Acordos integram forças, inteligência e tecnologia para retomar territórios e proteger corredores logísticos.
O Ministério da Justiça e Segurança Pública e o Governo do Rio de Janeiro assinaram dois acordos de cooperação técnica para ampliar o enfrentamento ao crime organizado. Os instrumentos tratam da retomada de territórios sob influência de facções e da proteção de corredores logísticos estratégicos, como a Avenida Brasil, as linhas Vermelha e Amarela e os acessos ao porto e ao Aeroporto Internacional Tom Jobim.
Os documentos foram assinados na quinta-feira, 3 de setembro, pelo ministro Wellington César Lima e Silva e pelo governador em exercício, Ricardo Couto de Castro. A estratégia prevê atuação integrada entre forças estaduais e federais, com compartilhamento de informações, inteligência financeira, apoio tático e emprego de tecnologias de monitoramento.
Na frente territorial, o Rio definirá as áreas prioritárias e coordenará a política estadual. A União poderá oferecer capacidades da Força Nacional, Polícia Federal, Polícia Rodoviária Federal e Polícia Penal Federal, conforme planejamento conjunto, disponibilidade operacional e competências legais de cada instituição.
Também está prevista maior cooperação entre os sistemas penitenciários federal e estadual. O objetivo é melhorar o intercâmbio de dados, reforçar o isolamento de lideranças criminosas e dificultar a comunicação entre presos e organizações que continuam atuando fora dos presídios.
Outro eixo é o ataque às fontes de financiamento das facções. Receita Federal, Conselho de Controle de Atividades Financeiras, Banco Central e agências reguladoras poderão colaborar na identificação de redes empresariais, beneficiários finais e cadeias societárias usadas para ocultar patrimônio.

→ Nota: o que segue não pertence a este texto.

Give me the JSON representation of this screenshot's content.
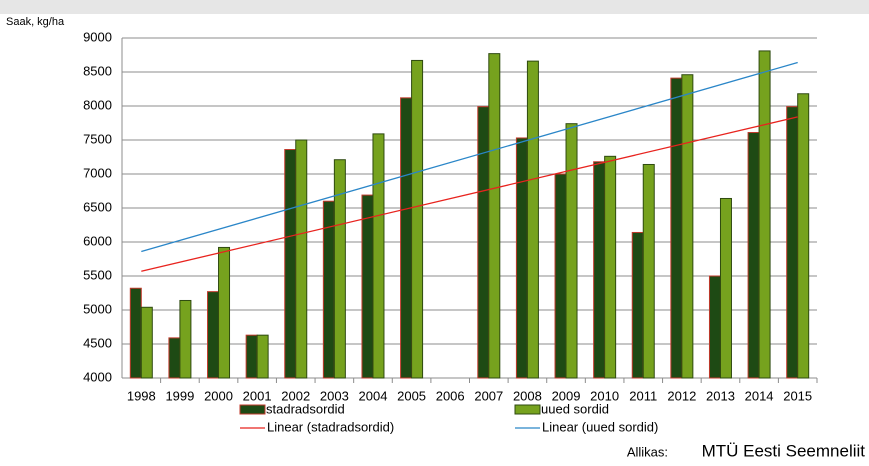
{
  "chart_data": {
    "type": "bar",
    "y_label": "Saak, kg/ha",
    "categories": [
      "1998",
      "1999",
      "2000",
      "2001",
      "2002",
      "2003",
      "2004",
      "2005",
      "2006",
      "2007",
      "2008",
      "2009",
      "2010",
      "2011",
      "2012",
      "2013",
      "2014",
      "2015"
    ],
    "series": [
      {
        "name": "stadradsordid",
        "color": "#1e4a14",
        "edge": "#c0392b",
        "values": [
          5320,
          4590,
          5270,
          4630,
          7360,
          6600,
          6690,
          8120,
          null,
          7990,
          7530,
          7000,
          7180,
          6140,
          8410,
          5500,
          7610,
          7990
        ]
      },
      {
        "name": "uued sordid",
        "color": "#76a21e",
        "edge": "#2e4a10",
        "values": [
          5040,
          5140,
          5920,
          4630,
          7500,
          7210,
          7590,
          8670,
          null,
          8770,
          8660,
          7740,
          7260,
          7140,
          8460,
          6640,
          8810,
          8180
        ]
      }
    ],
    "trendlines": [
      {
        "name": "Linear (stadradsordid)",
        "color": "#e8231e",
        "values": [
          5570,
          7840
        ]
      },
      {
        "name": "Linear (uued sordid)",
        "color": "#2a86c8",
        "values": [
          5860,
          8640
        ]
      }
    ],
    "ylim": [
      4000,
      9000
    ],
    "yticks": [
      4000,
      4500,
      5000,
      5500,
      6000,
      6500,
      7000,
      7500,
      8000,
      8500,
      9000
    ],
    "grid": true,
    "source_prefix": "Allikas:",
    "source": "MTÜ Eesti Seemneliit"
  }
}
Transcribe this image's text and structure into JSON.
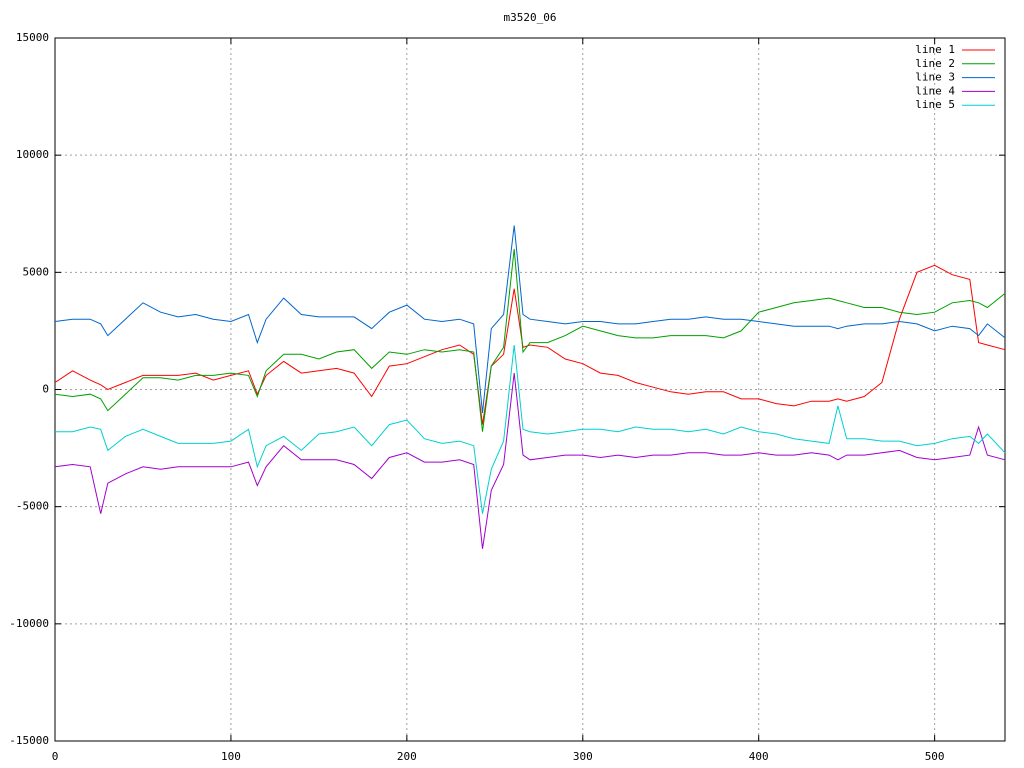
{
  "chart_data": {
    "type": "line",
    "title": "m3520_06",
    "x": [
      0,
      10,
      20,
      26,
      30,
      40,
      50,
      60,
      70,
      80,
      90,
      100,
      110,
      115,
      120,
      130,
      140,
      150,
      160,
      170,
      180,
      190,
      200,
      210,
      220,
      230,
      238,
      243,
      248,
      255,
      261,
      266,
      270,
      280,
      290,
      300,
      310,
      320,
      330,
      340,
      350,
      360,
      370,
      380,
      390,
      400,
      410,
      420,
      430,
      440,
      445,
      450,
      460,
      470,
      480,
      490,
      500,
      510,
      520,
      525,
      530,
      540
    ],
    "series": [
      {
        "name": "line 1",
        "color": "#ff0000",
        "values": [
          300,
          800,
          400,
          200,
          0,
          300,
          600,
          600,
          600,
          700,
          400,
          600,
          800,
          -200,
          600,
          1200,
          700,
          800,
          900,
          700,
          -300,
          1000,
          1100,
          1400,
          1700,
          1900,
          1500,
          -1500,
          1000,
          1500,
          4300,
          1800,
          1900,
          1800,
          1300,
          1100,
          700,
          600,
          300,
          100,
          -100,
          -200,
          -100,
          -100,
          -400,
          -400,
          -600,
          -700,
          -500,
          -500,
          -400,
          -500,
          -300,
          300,
          3000,
          5000,
          5300,
          4900,
          4700,
          2000,
          1900,
          1700
        ]
      },
      {
        "name": "line 2",
        "color": "#00a000",
        "values": [
          -200,
          -300,
          -200,
          -400,
          -900,
          -200,
          500,
          500,
          400,
          600,
          600,
          700,
          600,
          -300,
          800,
          1500,
          1500,
          1300,
          1600,
          1700,
          900,
          1600,
          1500,
          1700,
          1600,
          1700,
          1600,
          -1800,
          1000,
          1800,
          6000,
          1600,
          2000,
          2000,
          2300,
          2700,
          2500,
          2300,
          2200,
          2200,
          2300,
          2300,
          2300,
          2200,
          2500,
          3300,
          3500,
          3700,
          3800,
          3900,
          3800,
          3700,
          3500,
          3500,
          3300,
          3200,
          3300,
          3700,
          3800,
          3700,
          3500,
          4100
        ]
      },
      {
        "name": "line 3",
        "color": "#0066cc",
        "values": [
          2900,
          3000,
          3000,
          2800,
          2300,
          3000,
          3700,
          3300,
          3100,
          3200,
          3000,
          2900,
          3200,
          2000,
          3000,
          3900,
          3200,
          3100,
          3100,
          3100,
          2600,
          3300,
          3600,
          3000,
          2900,
          3000,
          2800,
          -1000,
          2600,
          3200,
          7000,
          3200,
          3000,
          2900,
          2800,
          2900,
          2900,
          2800,
          2800,
          2900,
          3000,
          3000,
          3100,
          3000,
          3000,
          2900,
          2800,
          2700,
          2700,
          2700,
          2600,
          2700,
          2800,
          2800,
          2900,
          2800,
          2500,
          2700,
          2600,
          2300,
          2800,
          2200
        ]
      },
      {
        "name": "line 4",
        "color": "#a000d0",
        "values": [
          -3300,
          -3200,
          -3300,
          -5300,
          -4000,
          -3600,
          -3300,
          -3400,
          -3300,
          -3300,
          -3300,
          -3300,
          -3100,
          -4100,
          -3300,
          -2400,
          -3000,
          -3000,
          -3000,
          -3200,
          -3800,
          -2900,
          -2700,
          -3100,
          -3100,
          -3000,
          -3200,
          -6800,
          -4300,
          -3200,
          700,
          -2800,
          -3000,
          -2900,
          -2800,
          -2800,
          -2900,
          -2800,
          -2900,
          -2800,
          -2800,
          -2700,
          -2700,
          -2800,
          -2800,
          -2700,
          -2800,
          -2800,
          -2700,
          -2800,
          -3000,
          -2800,
          -2800,
          -2700,
          -2600,
          -2900,
          -3000,
          -2900,
          -2800,
          -1600,
          -2800,
          -3000
        ]
      },
      {
        "name": "line 5",
        "color": "#00d0d0",
        "values": [
          -1800,
          -1800,
          -1600,
          -1700,
          -2600,
          -2000,
          -1700,
          -2000,
          -2300,
          -2300,
          -2300,
          -2200,
          -1700,
          -3300,
          -2400,
          -2000,
          -2600,
          -1900,
          -1800,
          -1600,
          -2400,
          -1500,
          -1300,
          -2100,
          -2300,
          -2200,
          -2400,
          -5300,
          -3400,
          -2200,
          1900,
          -1700,
          -1800,
          -1900,
          -1800,
          -1700,
          -1700,
          -1800,
          -1600,
          -1700,
          -1700,
          -1800,
          -1700,
          -1900,
          -1600,
          -1800,
          -1900,
          -2100,
          -2200,
          -2300,
          -700,
          -2100,
          -2100,
          -2200,
          -2200,
          -2400,
          -2300,
          -2100,
          -2000,
          -2300,
          -1900,
          -2700
        ]
      }
    ],
    "xlim": [
      0,
      540
    ],
    "xticks": [
      0,
      100,
      200,
      300,
      400,
      500
    ],
    "ylim": [
      -15000,
      15000
    ],
    "yticks": [
      -15000,
      -10000,
      -5000,
      0,
      5000,
      10000,
      15000
    ],
    "grid": true,
    "legend": "top-right"
  }
}
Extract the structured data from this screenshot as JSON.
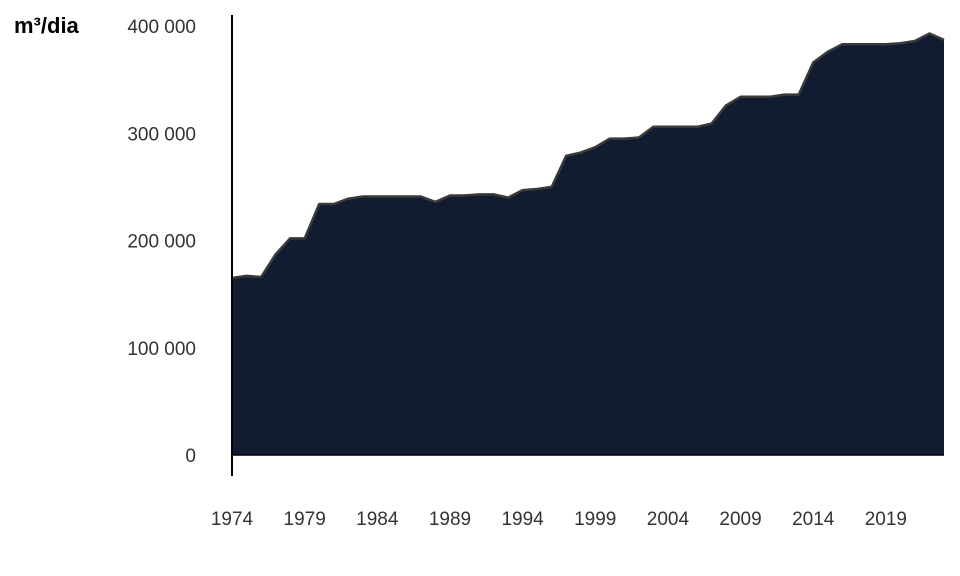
{
  "chart_data": {
    "type": "area",
    "title": "",
    "xlabel": "",
    "ylabel": "m³/dia",
    "ylim": [
      0,
      400000
    ],
    "xlim": [
      1974,
      2023
    ],
    "grid": false,
    "legend": "none",
    "y_ticks": [
      {
        "value": 0,
        "label": "0"
      },
      {
        "value": 100000,
        "label": "100 000"
      },
      {
        "value": 200000,
        "label": "200 000"
      },
      {
        "value": 300000,
        "label": "300 000"
      },
      {
        "value": 400000,
        "label": "400 000"
      }
    ],
    "x_ticks": [
      {
        "value": 1974,
        "label": "1974"
      },
      {
        "value": 1979,
        "label": "1979"
      },
      {
        "value": 1984,
        "label": "1984"
      },
      {
        "value": 1989,
        "label": "1989"
      },
      {
        "value": 1994,
        "label": "1994"
      },
      {
        "value": 1999,
        "label": "1999"
      },
      {
        "value": 2004,
        "label": "2004"
      },
      {
        "value": 2009,
        "label": "2009"
      },
      {
        "value": 2014,
        "label": "2014"
      },
      {
        "value": 2019,
        "label": "2019"
      }
    ],
    "colors": {
      "fill": "#121c30",
      "line": "#3a3a3a",
      "axis": "#000000"
    },
    "x": [
      1974,
      1975,
      1976,
      1977,
      1978,
      1979,
      1980,
      1981,
      1982,
      1983,
      1984,
      1985,
      1986,
      1987,
      1988,
      1989,
      1990,
      1991,
      1992,
      1993,
      1994,
      1995,
      1996,
      1997,
      1998,
      1999,
      2000,
      2001,
      2002,
      2003,
      2004,
      2005,
      2006,
      2007,
      2008,
      2009,
      2010,
      2011,
      2012,
      2013,
      2014,
      2015,
      2016,
      2017,
      2018,
      2019,
      2020,
      2021,
      2022,
      2023
    ],
    "series": [
      {
        "values": [
          165000,
          167000,
          166000,
          187000,
          202000,
          202000,
          234000,
          234000,
          239000,
          241000,
          241000,
          241000,
          241000,
          241000,
          236000,
          242000,
          242000,
          243000,
          243000,
          240000,
          247000,
          248000,
          250000,
          279000,
          282000,
          287000,
          295000,
          295000,
          296000,
          306000,
          306000,
          306000,
          306000,
          309000,
          326000,
          334000,
          334000,
          334000,
          336000,
          336000,
          366000,
          376000,
          383000,
          383000,
          383000,
          383000,
          384000,
          386000,
          393000,
          387000
        ]
      }
    ]
  }
}
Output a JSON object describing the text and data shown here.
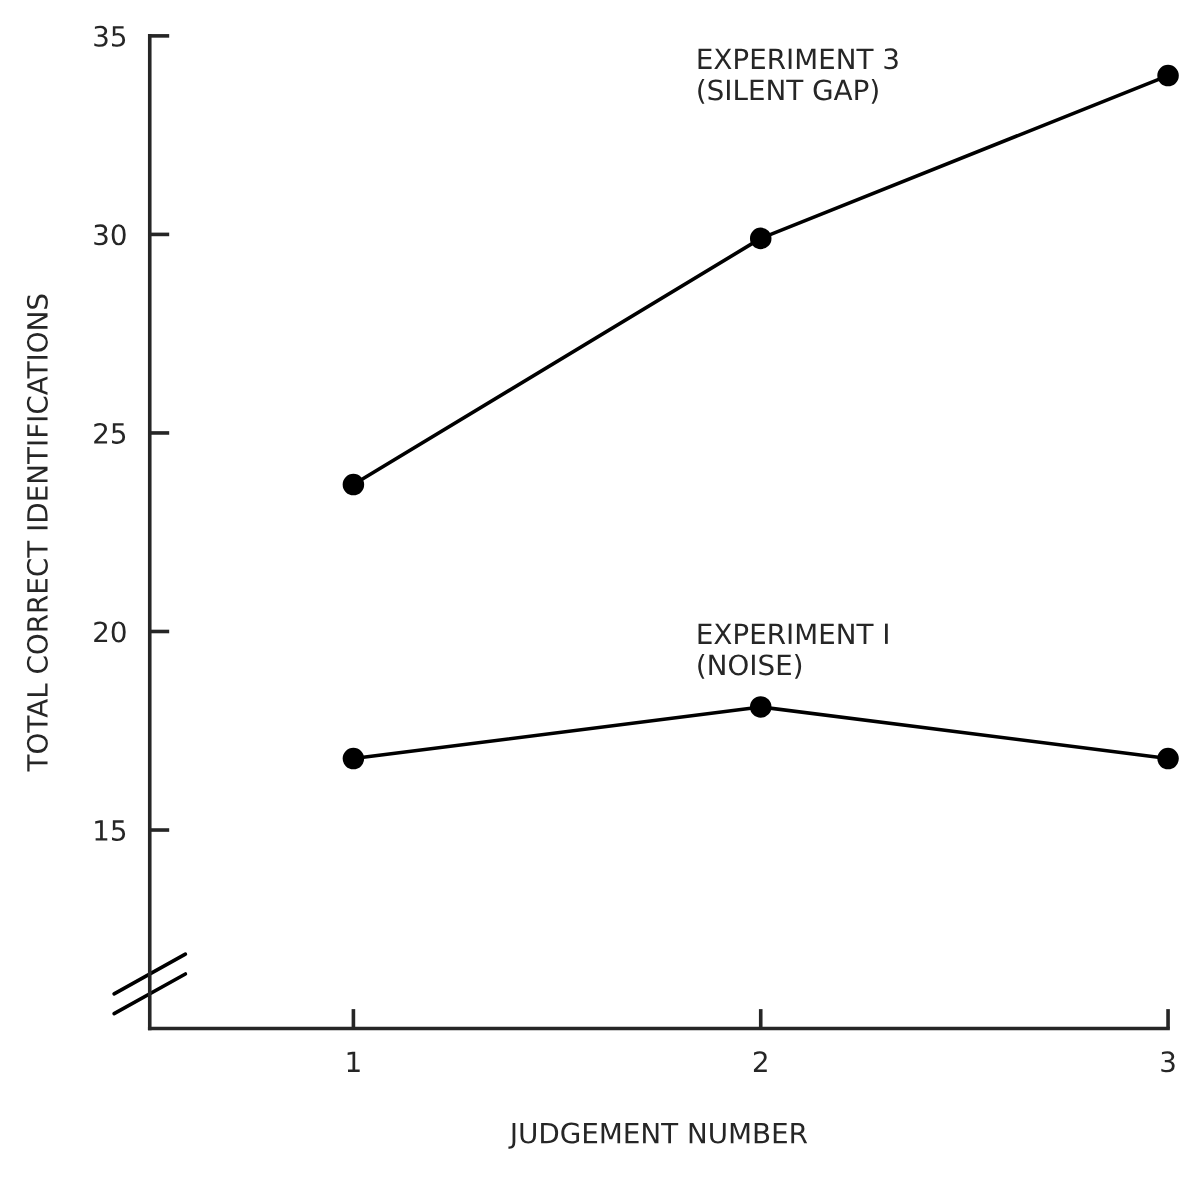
{
  "chart_data": {
    "type": "line",
    "xlabel": "JUDGEMENT NUMBER",
    "ylabel": "TOTAL CORRECT IDENTIFICATIONS",
    "x": [
      1,
      2,
      3
    ],
    "series": [
      {
        "name": "EXPERIMENT 3\n(SILENT GAP)",
        "color": "#000000",
        "values": [
          23.7,
          29.9,
          34.0
        ]
      },
      {
        "name": "EXPERIMENT I\n(NOISE)",
        "color": "#000000",
        "values": [
          16.8,
          18.1,
          16.8
        ]
      }
    ],
    "xlim": [
      0.5,
      3
    ],
    "ylim": [
      10,
      35
    ],
    "xticks": [
      1,
      2,
      3
    ],
    "yticks": [
      15,
      20,
      25,
      30,
      35
    ],
    "grid": false,
    "legend": false,
    "marker": "circle",
    "line_style": "solid"
  }
}
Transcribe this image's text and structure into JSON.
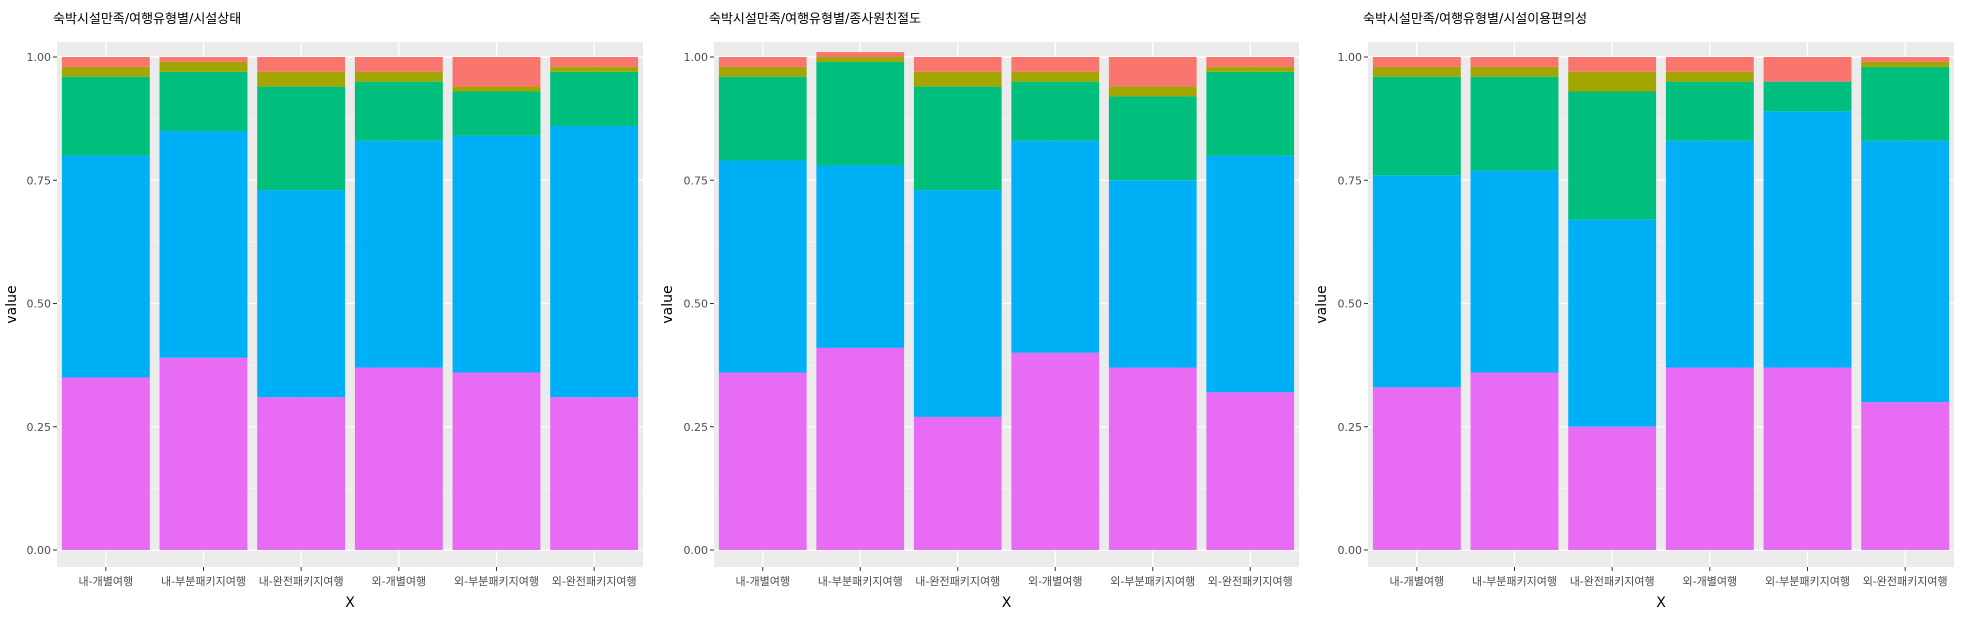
{
  "chart_data": [
    {
      "type": "bar",
      "stacked": true,
      "title": "숙박시설만족/여행유형별/시설상태",
      "xlabel": "X",
      "ylabel": "value",
      "ylim": [
        0,
        1
      ],
      "yticks": [
        "0.00",
        "0.25",
        "0.50",
        "0.75",
        "1.00"
      ],
      "categories": [
        "내-개별여행",
        "내-부분패키지여행",
        "내-완전패키지여행",
        "외-개별여행",
        "외-부분패키지여행",
        "외-완전패키지여행"
      ],
      "series": [
        {
          "color": "#E76BF3",
          "values": [
            0.35,
            0.39,
            0.31,
            0.37,
            0.36,
            0.31
          ]
        },
        {
          "color": "#00B0F6",
          "values": [
            0.45,
            0.46,
            0.42,
            0.46,
            0.48,
            0.55
          ]
        },
        {
          "color": "#00BF7D",
          "values": [
            0.16,
            0.12,
            0.21,
            0.12,
            0.09,
            0.11
          ]
        },
        {
          "color": "#A3A500",
          "values": [
            0.02,
            0.02,
            0.03,
            0.02,
            0.01,
            0.01
          ]
        },
        {
          "color": "#F8766D",
          "values": [
            0.02,
            0.01,
            0.03,
            0.03,
            0.06,
            0.02
          ]
        }
      ]
    },
    {
      "type": "bar",
      "stacked": true,
      "title": "숙박시설만족/여행유형별/종사원친절도",
      "xlabel": "X",
      "ylabel": "value",
      "ylim": [
        0,
        1
      ],
      "yticks": [
        "0.00",
        "0.25",
        "0.50",
        "0.75",
        "1.00"
      ],
      "categories": [
        "내-개별여행",
        "내-부분패키지여행",
        "내-완전패키지여행",
        "외-개별여행",
        "외-부분패키지여행",
        "외-완전패키지여행"
      ],
      "series": [
        {
          "color": "#E76BF3",
          "values": [
            0.36,
            0.41,
            0.27,
            0.4,
            0.37,
            0.32
          ]
        },
        {
          "color": "#00B0F6",
          "values": [
            0.43,
            0.37,
            0.46,
            0.43,
            0.38,
            0.48
          ]
        },
        {
          "color": "#00BF7D",
          "values": [
            0.17,
            0.21,
            0.21,
            0.12,
            0.17,
            0.17
          ]
        },
        {
          "color": "#A3A500",
          "values": [
            0.02,
            0.01,
            0.03,
            0.02,
            0.02,
            0.01
          ]
        },
        {
          "color": "#F8766D",
          "values": [
            0.02,
            0.01,
            0.03,
            0.03,
            0.06,
            0.02
          ]
        }
      ]
    },
    {
      "type": "bar",
      "stacked": true,
      "title": "숙박시설만족/여행유형별/시설이용편의성",
      "xlabel": "X",
      "ylabel": "value",
      "ylim": [
        0,
        1
      ],
      "yticks": [
        "0.00",
        "0.25",
        "0.50",
        "0.75",
        "1.00"
      ],
      "categories": [
        "내-개별여행",
        "내-부분패키지여행",
        "내-완전패키지여행",
        "외-개별여행",
        "외-부분패키지여행",
        "외-완전패키지여행"
      ],
      "series": [
        {
          "color": "#E76BF3",
          "values": [
            0.33,
            0.36,
            0.25,
            0.37,
            0.37,
            0.3
          ]
        },
        {
          "color": "#00B0F6",
          "values": [
            0.43,
            0.41,
            0.42,
            0.46,
            0.52,
            0.53
          ]
        },
        {
          "color": "#00BF7D",
          "values": [
            0.2,
            0.19,
            0.26,
            0.12,
            0.06,
            0.15
          ]
        },
        {
          "color": "#A3A500",
          "values": [
            0.02,
            0.02,
            0.04,
            0.02,
            0.0,
            0.01
          ]
        },
        {
          "color": "#F8766D",
          "values": [
            0.02,
            0.02,
            0.03,
            0.03,
            0.05,
            0.01
          ]
        }
      ]
    }
  ]
}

As ações incluem apoio ao bloqueio, à apreensão e à recuperação de ativos ligados ao crime.
Nos corredores logísticos, o plano prevê cercamento eletrônico, leitores automáticos de placas, drones, sistemas antidrones, monitoramento aéreo, comunicações seguras e centros integrados de comando e controle. A prioridade é reduzir roubos de cargas e veículos, receptação e outros delitos patrimoniais que sustentam organizações criminosas.
A iniciativa reconhece que operações isoladas não bastam quando o crime controla território, circulação e atividades econômicas. A presença pública precisa ser permanente e acompanhada de infraestrutura, acesso à Justiça e serviços essenciais, para impedir que grupos armados retomem espaços após ações policiais.
Os resultados dependerão de execução, continuidade e indicadores transparentes. Os acordos criam a estrutura institucional, mas a população precisa perceber redução efetiva da violência e recuperação da autoridade do Estado. A integração de inteligência e responsabilização financeira é um caminho importante para atingir lideranças e não apenas integrantes substituíveis.
O acompanhamento público deverá observar prazos, metas e respeito às competências de cada órgão. Cooperação não pode significar confusão de responsabilidades. Quando informações, tecnologia e recursos são coordenados com objetivos mensuráveis, cresce a chance de transformar operações pontuais em segurança duradoura para os moradores.